The problems start with the Patient Protection and Affordable Care Act (PPACA). That law—passed on an entirely partisan basis in 2010—has significant implications for future federal tax and spending policy. It is often overlooked that the PPACA, among many other things, imposes a very large tax hike, amounting to more than $500 billion over a decade and eventually reaching more than one percentage point of the gross domestic product (GDP) on an annual basis, according to the Congressional Budget Office. Of course, these taxes were put into the legislation to partially pay for the $1 trillion in new spending the law also set in motion, but it is undeniable that imposing such a large tax hike in the health law has made it more difficult to consider further tax hikes for deficit reduction.

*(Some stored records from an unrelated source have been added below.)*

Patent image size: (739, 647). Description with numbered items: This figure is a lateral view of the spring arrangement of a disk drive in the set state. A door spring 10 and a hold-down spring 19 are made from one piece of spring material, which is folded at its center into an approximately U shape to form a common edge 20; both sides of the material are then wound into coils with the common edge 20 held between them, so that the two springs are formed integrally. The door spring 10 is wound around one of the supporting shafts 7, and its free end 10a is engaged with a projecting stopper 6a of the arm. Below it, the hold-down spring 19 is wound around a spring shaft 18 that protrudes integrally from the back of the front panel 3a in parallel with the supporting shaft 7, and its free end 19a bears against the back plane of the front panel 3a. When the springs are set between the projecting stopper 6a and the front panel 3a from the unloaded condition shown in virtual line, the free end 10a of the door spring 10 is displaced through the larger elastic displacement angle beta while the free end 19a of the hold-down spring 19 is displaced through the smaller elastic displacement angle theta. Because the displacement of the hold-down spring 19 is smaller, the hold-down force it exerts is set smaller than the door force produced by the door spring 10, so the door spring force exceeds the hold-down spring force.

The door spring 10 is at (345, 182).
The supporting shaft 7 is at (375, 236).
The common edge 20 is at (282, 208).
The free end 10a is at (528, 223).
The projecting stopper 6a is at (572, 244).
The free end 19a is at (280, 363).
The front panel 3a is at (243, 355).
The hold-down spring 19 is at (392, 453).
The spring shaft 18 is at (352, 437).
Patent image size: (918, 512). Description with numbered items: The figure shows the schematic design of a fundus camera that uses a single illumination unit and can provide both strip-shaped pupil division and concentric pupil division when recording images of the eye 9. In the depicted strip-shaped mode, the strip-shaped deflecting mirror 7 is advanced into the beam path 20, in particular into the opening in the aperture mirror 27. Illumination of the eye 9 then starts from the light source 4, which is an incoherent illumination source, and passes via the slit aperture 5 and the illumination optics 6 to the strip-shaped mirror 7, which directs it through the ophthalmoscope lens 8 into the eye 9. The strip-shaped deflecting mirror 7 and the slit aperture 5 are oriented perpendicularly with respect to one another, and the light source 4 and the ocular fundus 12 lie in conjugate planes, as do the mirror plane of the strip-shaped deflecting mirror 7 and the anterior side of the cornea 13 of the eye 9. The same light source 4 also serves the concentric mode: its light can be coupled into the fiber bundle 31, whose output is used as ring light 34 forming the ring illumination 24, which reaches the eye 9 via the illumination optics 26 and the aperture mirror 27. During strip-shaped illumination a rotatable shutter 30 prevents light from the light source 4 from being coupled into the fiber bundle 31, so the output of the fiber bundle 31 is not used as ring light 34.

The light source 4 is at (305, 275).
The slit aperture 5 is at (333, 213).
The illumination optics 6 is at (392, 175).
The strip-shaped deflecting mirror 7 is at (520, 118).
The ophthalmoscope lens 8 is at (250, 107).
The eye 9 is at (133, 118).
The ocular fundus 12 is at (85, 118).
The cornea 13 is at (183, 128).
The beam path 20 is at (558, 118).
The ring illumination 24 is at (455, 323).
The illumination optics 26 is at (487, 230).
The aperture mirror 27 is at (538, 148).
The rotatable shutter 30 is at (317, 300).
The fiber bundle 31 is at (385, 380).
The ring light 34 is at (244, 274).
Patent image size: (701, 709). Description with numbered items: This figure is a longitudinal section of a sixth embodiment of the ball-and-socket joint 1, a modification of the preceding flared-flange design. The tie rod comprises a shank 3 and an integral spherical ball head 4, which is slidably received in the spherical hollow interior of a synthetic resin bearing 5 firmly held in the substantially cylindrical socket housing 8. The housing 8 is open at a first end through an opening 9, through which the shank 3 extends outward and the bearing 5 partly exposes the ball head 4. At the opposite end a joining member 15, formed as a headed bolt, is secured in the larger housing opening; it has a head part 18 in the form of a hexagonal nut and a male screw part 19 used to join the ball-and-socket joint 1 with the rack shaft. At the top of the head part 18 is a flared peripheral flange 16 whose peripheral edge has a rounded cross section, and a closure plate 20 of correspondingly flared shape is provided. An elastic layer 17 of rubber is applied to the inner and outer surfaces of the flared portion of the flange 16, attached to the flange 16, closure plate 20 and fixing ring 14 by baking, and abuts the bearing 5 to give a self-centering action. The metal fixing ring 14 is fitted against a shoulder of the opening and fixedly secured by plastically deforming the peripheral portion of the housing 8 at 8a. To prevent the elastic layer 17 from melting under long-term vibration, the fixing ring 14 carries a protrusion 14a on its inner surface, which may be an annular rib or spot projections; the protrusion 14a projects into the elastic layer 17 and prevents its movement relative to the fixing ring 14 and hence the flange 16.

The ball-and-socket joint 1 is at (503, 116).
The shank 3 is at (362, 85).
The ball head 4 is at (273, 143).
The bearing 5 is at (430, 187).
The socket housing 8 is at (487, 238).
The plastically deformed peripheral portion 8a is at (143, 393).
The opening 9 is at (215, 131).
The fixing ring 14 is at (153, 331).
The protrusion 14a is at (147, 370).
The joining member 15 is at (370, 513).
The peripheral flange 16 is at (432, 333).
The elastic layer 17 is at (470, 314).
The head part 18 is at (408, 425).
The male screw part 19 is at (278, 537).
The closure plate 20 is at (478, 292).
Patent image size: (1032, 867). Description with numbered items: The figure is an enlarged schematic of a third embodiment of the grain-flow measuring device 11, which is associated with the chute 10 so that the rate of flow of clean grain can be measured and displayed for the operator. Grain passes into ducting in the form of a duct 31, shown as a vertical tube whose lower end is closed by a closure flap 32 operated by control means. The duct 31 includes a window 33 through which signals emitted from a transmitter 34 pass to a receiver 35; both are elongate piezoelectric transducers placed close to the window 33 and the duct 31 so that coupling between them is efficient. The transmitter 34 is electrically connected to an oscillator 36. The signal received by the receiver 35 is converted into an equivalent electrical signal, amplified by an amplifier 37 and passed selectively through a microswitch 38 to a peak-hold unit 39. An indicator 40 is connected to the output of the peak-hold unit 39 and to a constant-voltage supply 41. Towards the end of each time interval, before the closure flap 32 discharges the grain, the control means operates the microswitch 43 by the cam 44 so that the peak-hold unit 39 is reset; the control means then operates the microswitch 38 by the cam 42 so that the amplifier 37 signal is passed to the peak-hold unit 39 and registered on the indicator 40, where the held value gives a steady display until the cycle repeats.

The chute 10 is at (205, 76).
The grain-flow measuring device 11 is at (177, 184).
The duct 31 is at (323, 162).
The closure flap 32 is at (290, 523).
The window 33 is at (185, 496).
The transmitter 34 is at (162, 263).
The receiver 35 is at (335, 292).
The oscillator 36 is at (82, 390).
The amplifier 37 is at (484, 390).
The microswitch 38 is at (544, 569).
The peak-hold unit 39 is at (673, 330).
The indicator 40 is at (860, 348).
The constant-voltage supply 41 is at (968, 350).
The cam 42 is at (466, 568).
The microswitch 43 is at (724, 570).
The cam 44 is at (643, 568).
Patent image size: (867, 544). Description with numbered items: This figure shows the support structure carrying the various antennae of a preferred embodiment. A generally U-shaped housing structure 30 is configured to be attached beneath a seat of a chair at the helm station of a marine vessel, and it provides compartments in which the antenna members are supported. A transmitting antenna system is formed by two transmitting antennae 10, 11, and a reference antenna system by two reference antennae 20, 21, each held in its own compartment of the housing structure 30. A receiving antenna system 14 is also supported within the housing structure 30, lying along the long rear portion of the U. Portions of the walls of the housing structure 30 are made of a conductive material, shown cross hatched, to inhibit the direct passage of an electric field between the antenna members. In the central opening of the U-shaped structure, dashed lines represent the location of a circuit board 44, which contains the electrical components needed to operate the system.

The president and his allies want to wall off the PPACA from the larger budgetary debate and limit whatever adjustments are to be made to the non-PPACA elements of the federal budget. That's awfully hard for Republicans to swallow, especially since the president has said frequently that “everything should be on table.” Evidently, that admonition is directed at Republican priorities, not his own. The premise of the super committee was that bipartisan accord will be necessary for progress on the budget, but it will be near impossible to build a bipartisan budget deal on a foundation that includes a partisan health care plan.
The divide over Medicare is just as wide. Republicans believe that Medicare needs fundamental reform. Earlier this year, the House Republicans drafted a budget plan that included a “premium support” structure for Medicare. Future program enrollees (those under the age of 55) would take part in a market-based Medicare program, built much as the prescription drug benefit is today around consumer choice and competition among private plans. The president and the Democrats have a completely different vision for the program. They would not move the program toward competition and choice but would instead rely on payment rate reductions, some of which have already been enacted in the PPACA. The president also supports empowering a panel—called the Independent Payment Advisory Board, or IPAB—to enforce caps on Medicare spending with further rate cuts as necessary.
These two divergent approaches to Medicare reform encapsulate the differing visions of the parties on health care. Republicans believe a functioning marketplace is the key to cost control and higher productivity in the health sector, while the president and his allies in Congress believe that government regulation of reimbursement rates is the way to slow the pace of rising costs.
The United States, along with the rest of the industrialized west, faces many challenges in the years ahead, most especially in terms of paying for a social welfare system in an era of shifting demographics and relentless global competition. The two major political parties have very different visions for how to confront these challenges, with implications for every aspect of government policy, including health care. Although the super committee was delegated a lot of power to tackle these problems, it was premature. At this point, what policymakers need most is guidance from the electorate about which vision for 21st century governance the nation prefers. The coming 2012 election should clarify matters substantially.
James C. Capretta is a fellow at the Ethics and Public Policy Center. He was an associate director at the Office of Management and Budget from 2001 to 2004.